Arnold, Maria; Méndez-Carmona, Natalia; Wyss, Rahel K.; Joachimbauer, Anna; Casoni, Daniela; Carrel, Thierry; Longnus, Sarah (2021). Comparison of Experimental Rat Models in Donation after Circulatory Death (DCD): in-situ versus ex-situ Ischemia. Frontiers in cardiovascular medicine, 7, p. 596883. Frontiers 10.3389/fcvm.2020.596883
|
Text
fcvm-07-596883.pdf - Published Version Available under License Creative Commons: Attribution (CC-BY). Download (1MB) | Preview |
Introduction: Donation after circulatory death (DCD) could substantially improve donor heart availability. However, warm ischemia prior to procurement is of particular concern for cardiac graft quality. We describe a rat model of DCD with in-situ ischemia in order to characterize the physiologic changes during the withdrawal period before graft procurement, to determine effects of cardioplegic graft storage, and to evaluate the post-ischemic cardiac recovery in comparison with an established ex-situ ischemia model.
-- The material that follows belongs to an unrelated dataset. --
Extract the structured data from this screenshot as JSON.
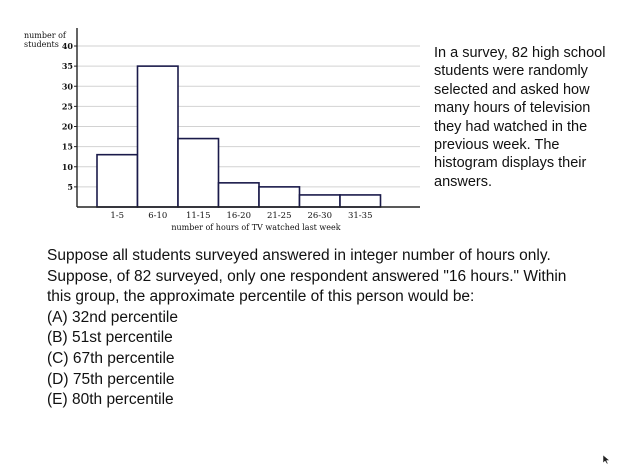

Methods: Following general anesthesia in male, Wistar rats (404±24g, n=25), withdrawal of life-sustaining therapy was simulated by diaphragm transection. Hearts underwent no ischemia or 27 min in-situ ischemia and were explanted. Ex situ, hearts were subjected to a cardioplegic flush and 15 min cold storage or not, and 60 min reperfusion. Cardiac recovery was determined and compared to published results of an entirely ex-situ ischemia model (n=18).
Results: In donors, hearts were subjected to hypoxia and hemodynamic changes, as well as increased levels of circulating catecholamines and free fatty acids prior to circulatory arrest. Post-ischemic contractile recovery was significantly lower in the in-situ ischemia model compared to the ex-situ model, and the addition of cardioplegic storage improved developed pressure-heart rate product, but not cardiac output.
Conclusion: The in-situ model provides insight into conditions to which the heart is exposed before procurement. Compared to an entirely ex-situ ischemia model, hearts of the in-situ model demonstrated a lower post-ischemic functional recovery, potentially due to systemic changes prior to ischemia, which are partially abrogated by cardioplegic graft storage.